Louise had not taken to Meredith. At their very first meeting, Meredith had scowled at Louise’s carefully composed expressions of sympathy and stalked off, black hair streaming behind her. She’d apologized later, but Louise already felt slighted. And ever since then, Louise had always sensed, perhaps unfairly, that Meredith looked down on her, laughed at her, even, for leading such a conventional unchallenging existence.
Since it was not safe to visit Devenish House without coming across Meredith, Louise had found herself seeing Ursula less and less fre
quently. Barnaby and Hugh were still good friends, but Barnaby often observed, ruefully, that Hugh was in less need of company these days. With Meredith there, the Delaney family had become far more self-sufficient than before.
Daisy Phillips arrived at Devenish House slightly after eleven, reached the middle of the drive, and then stopped, stricken with sudden nerves.
She had never been to the Delaneys’ house before. Her parents had only bought the cottage in Melbrook a few months ago, and they hadn’t really got to know anybody in the village. But Mrs Mold had told her to be sure to come to the Swimming Day, and said she would introduce her to everyone. Daisy liked Mrs Mold. She was a piano teacher, as well as the vicar’s wife, and she had passed by the cottage one day as Daisy was practising. Immediately she had come down the path and knocked on the door.
‘A pianist! In Melbrook!’ she had exclaimed. ‘What luck!’

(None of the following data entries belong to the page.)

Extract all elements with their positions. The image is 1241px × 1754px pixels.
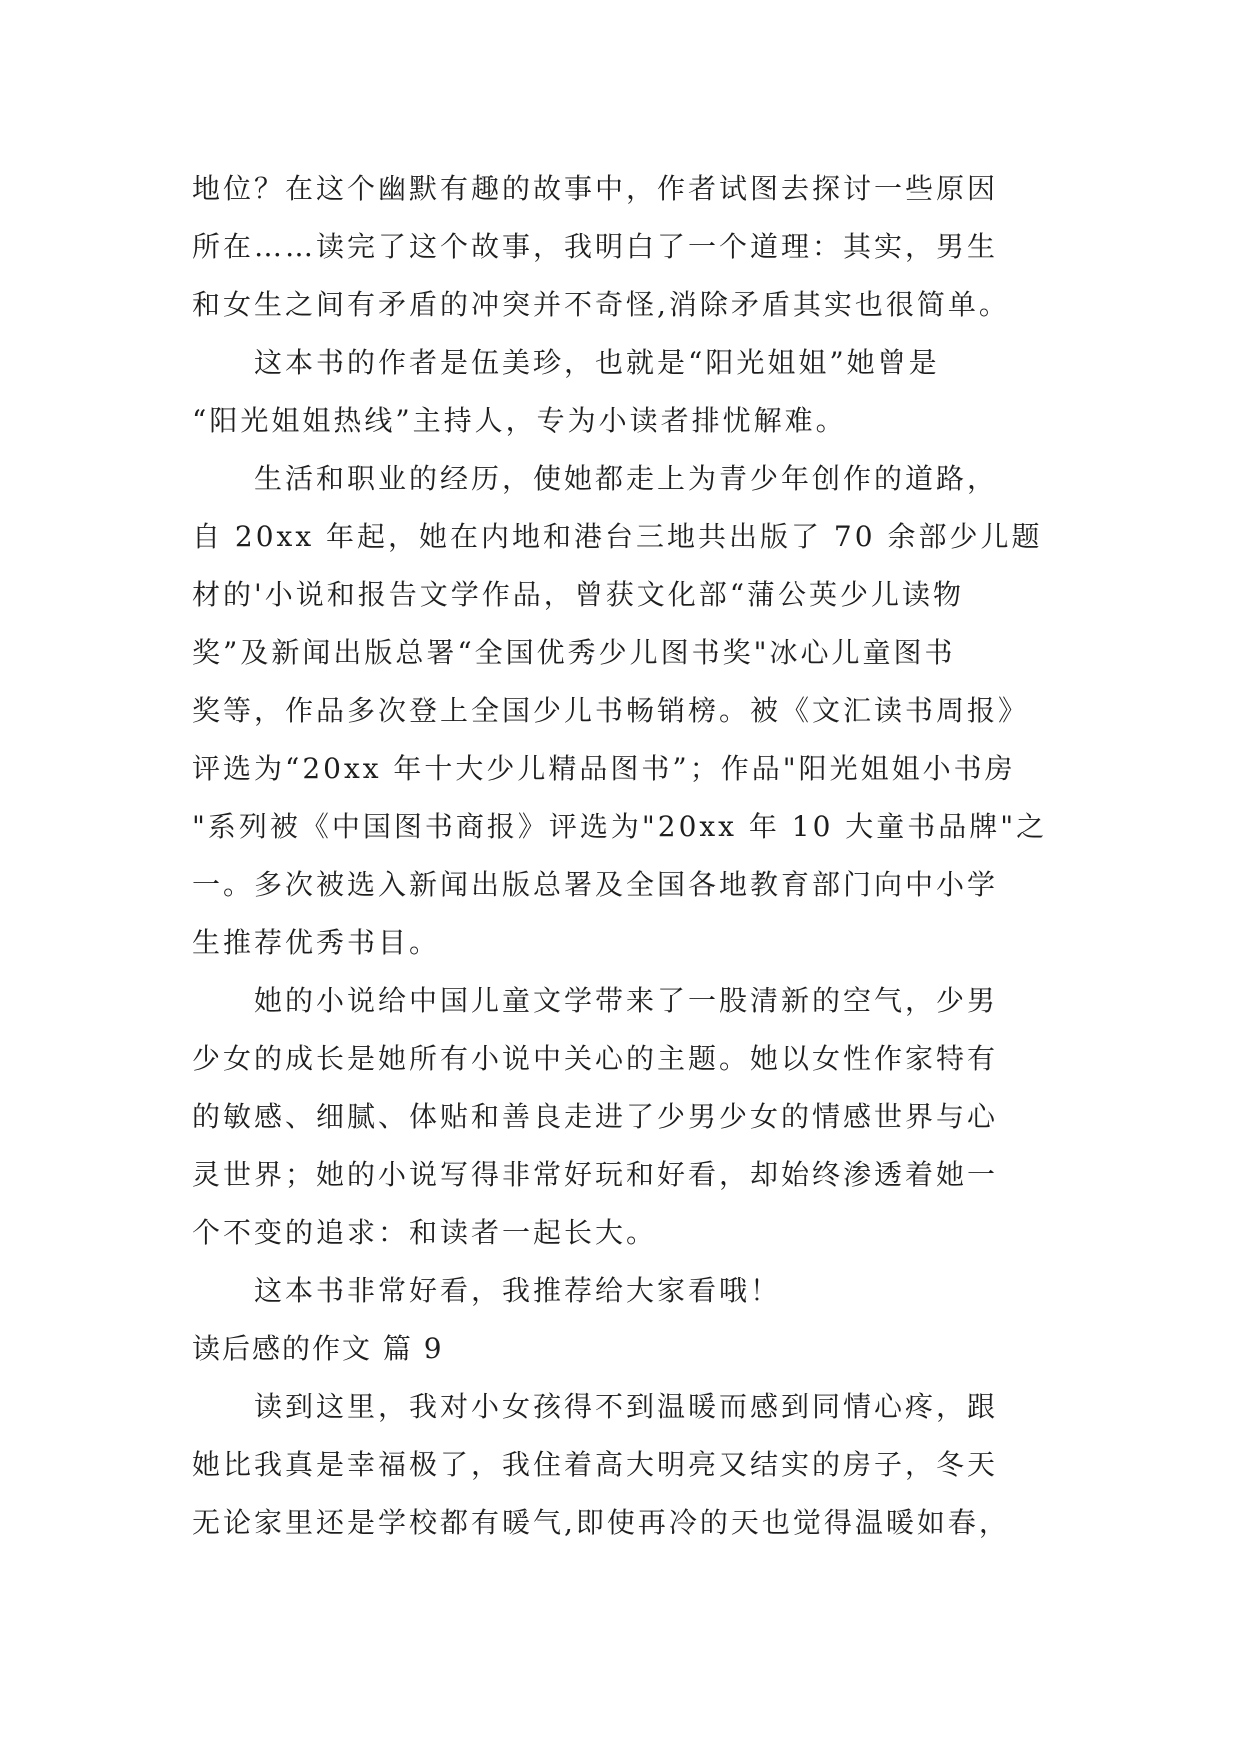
text-line: 的敏感、细腻、体贴和善良走进了少男少女的情感世界与心 [192,1100,999,1133]
paragraph-start-line: 生活和职业的经历，使她都走上为青少年创作的道路， [254,462,999,495]
text-line: 奖”及新闻出版总署“全国优秀少儿图书奖"冰心儿童图书 [192,636,956,669]
text-line: 无论家里还是学校都有暖气,即使再冷的天也觉得温暖如春， [192,1506,1010,1539]
document-page [192,160,1052,1552]
paragraph-start-line: 这本书的作者是伍美珍，也就是“阳光姐姐”她曾是 [254,346,940,379]
text-line: 奖等，作品多次登上全国少儿书畅销榜。被《文汇读书周报》 [192,694,1030,727]
paragraph-start-line: 这本书非常好看，我推荐给大家看哦！ [254,1274,782,1307]
text-line: 地位？在这个幽默有趣的故事中，作者试图去探讨一些原因 [192,172,999,205]
section-heading: 读后感的作文 篇 9 [192,1332,444,1365]
text-line: 自 20xx 年起，她在内地和港台三地共出版了 70 余部少儿题 [192,520,1043,553]
text-line: "系列被《中国图书商报》评选为"20xx 年 10 大童书品牌"之 [192,810,1048,843]
paragraph-start-line: 她的小说给中国儿童文学带来了一股清新的空气，少男 [254,984,999,1017]
text-line: 和女生之间有矛盾的冲突并不奇怪,消除矛盾其实也很简单。 [192,288,1010,321]
text-line: 个不变的追求：和读者一起长大。 [192,1216,658,1249]
text-line: 所在……读完了这个故事，我明白了一个道理：其实，男生 [192,230,999,263]
text-line: 评选为“20xx 年十大少儿精品图书”；作品"阳光姐姐小书房 [192,752,1016,785]
text-line: 少女的成长是她所有小说中关心的主题。她以女性作家特有 [192,1042,999,1075]
text-line: 一。多次被选入新闻出版总署及全国各地教育部门向中小学 [192,868,999,901]
text-line: 材的'小说和报告文学作品，曾获文化部“蒲公英少儿读物 [192,578,965,611]
paragraph-start-line: 读到这里，我对小女孩得不到温暖而感到同情心疼，跟 [254,1390,999,1423]
text-line: 她比我真是幸福极了，我住着高大明亮又结实的房子，冬天 [192,1448,999,1481]
text-line: “阳光姐姐热线”主持人，专为小读者排忧解难。 [192,404,847,437]
text-line: 生推荐优秀书目。 [192,926,441,959]
text-line: 灵世界；她的小说写得非常好玩和好看，却始终渗透着她一 [192,1158,999,1191]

Daisy was going to the Royal Academy of Music in the autumn. She had spent most of this academic year in Bologna, studying with Arturo Fosci, and picking up a little Italian. But then she’d come back to England, and all of a sudden there had arisen the problem of where Daisy should live. With her busy parents both working from their tranquil London flat, she couldn’t really live there and practise. ‘It was fine when it was just the school holidays,’ her father had explained kindly, ‘but if it’s going to be for several months on end …’ And then his mobile phone had rung, and he’d broken off to answer, and Daisy had stood waiting for him to finish, until he put his hand over the mouthpiece and said, ‘We’ll talk about it later, Daisy.’
One of her brothers lived in London, but in a tiny flat with room-mates and no space for a piano; the other was travelling round the world. In the autumn she would be able to practise at the Academy, but until then, she really needed somewhere of her own, where the noise didn’t matter. For a while it had seemed as though she was going to have to find her own flat in London, or maybe rent a studio, and then suddenly, at supper one evening, her mother exclaimed, ‘Of course, the cottage!’